Revision history for this message
Paride Legovini (paride) wrote :

I also happened to notice:

474s ++ jq -r '.[0].text'
475s jq: parse error: Invalid numeric literal at line 1, column 7

which is maybe a side effect of the crash?

Revision history for this message
Andreas Hasenack (ahasenack) wrote :

> which is maybe a side effect of the crash?

Yeah, it's what I thought, who knows what jq got in stdin.

Revision history for this message
Andreas Hasenack (ahasenack) wrote :

We were able to reproduce this with the -2 build, but not the -1 one.

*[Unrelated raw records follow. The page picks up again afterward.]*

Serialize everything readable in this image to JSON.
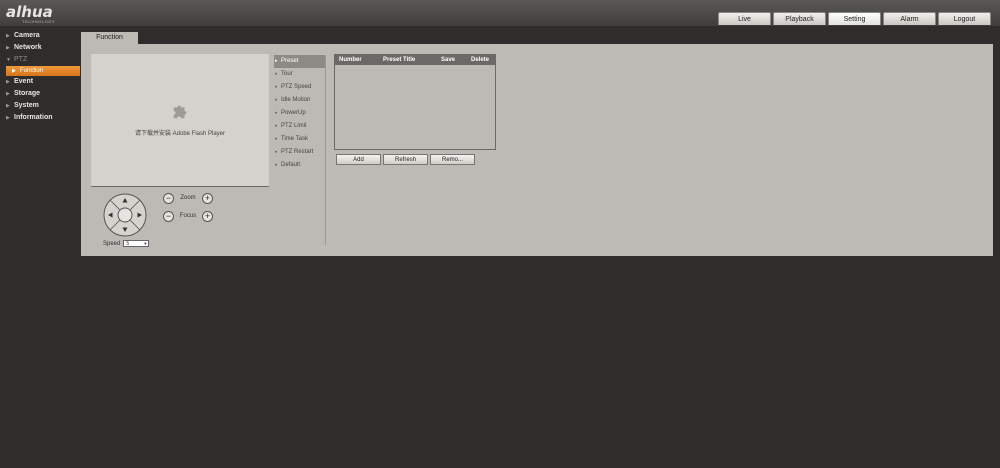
{
  "header": {
    "logo": "alhua",
    "logo_sub": "TECHNOLOGY",
    "tabs": [
      {
        "label": "Live"
      },
      {
        "label": "Playback"
      },
      {
        "label": "Setting"
      },
      {
        "label": "Alarm"
      },
      {
        "label": "Logout"
      }
    ],
    "active_tab": "Setting"
  },
  "sidebar": {
    "items": [
      {
        "label": "Camera"
      },
      {
        "label": "Network"
      },
      {
        "label": "PTZ"
      },
      {
        "label": "Event"
      },
      {
        "label": "Storage"
      },
      {
        "label": "System"
      },
      {
        "label": "Information"
      }
    ],
    "sub_item": {
      "label": "Function"
    }
  },
  "content": {
    "section_tab": "Function",
    "plugin_message": "请下载并安装 Adobe Flash Player",
    "zoom_label": "Zoom",
    "focus_label": "Focus",
    "speed_label": "Speed",
    "speed_value": "5",
    "menu": [
      {
        "label": "Preset"
      },
      {
        "label": "Tour"
      },
      {
        "label": "PTZ Speed"
      },
      {
        "label": "Idle Motion"
      },
      {
        "label": "PowerUp"
      },
      {
        "label": "PTZ Limit"
      },
      {
        "label": "Time Task"
      },
      {
        "label": "PTZ Restart"
      },
      {
        "label": "Default"
      }
    ],
    "table_headers": [
      "Number",
      "Preset Title",
      "Save",
      "Delete"
    ],
    "buttons": {
      "add": "Add",
      "refresh": "Refresh",
      "remove": "Remo..."
    }
  },
  "colors": {
    "accent": "#e8862a",
    "panel": "#bdbab5",
    "background": "#2e2d2b"
  }
}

A simple "dpkg-reconfigure kea-ctrl-agent" on ppc64el crashes with a segfault:

[Fri Mar 1 13:34:41 2024] kea-ctrl-agent[6366]: segfault (11) at 0 nip 63821b5fbafc lr 63821b5fbad8 code 1 in libkea-asiolink.so.56.0.0[63821b5d0000+70000]
[Fri Mar 1 13:34:41 2024] kea-ctrl-agent[6366]: code: ebd40030 38628460 4bff064d 60000000 e9230000 4800001c 60000000 60000000
[Fri Mar 1 13:34:41 2024] kea-ctrl-agent[6366]: code: 60000000 e9290010 2c290000 41820014 <e9490000> 7c3e5000 4082ffec e9290008

Revision history for this message
Andreas Hasenack (ahasenack) wrote :

The other daemons are also crashin, and it's on shutdown. Either via systemctl stop, or even starting them in the foreground and just hitting ctrl-c, they segfault.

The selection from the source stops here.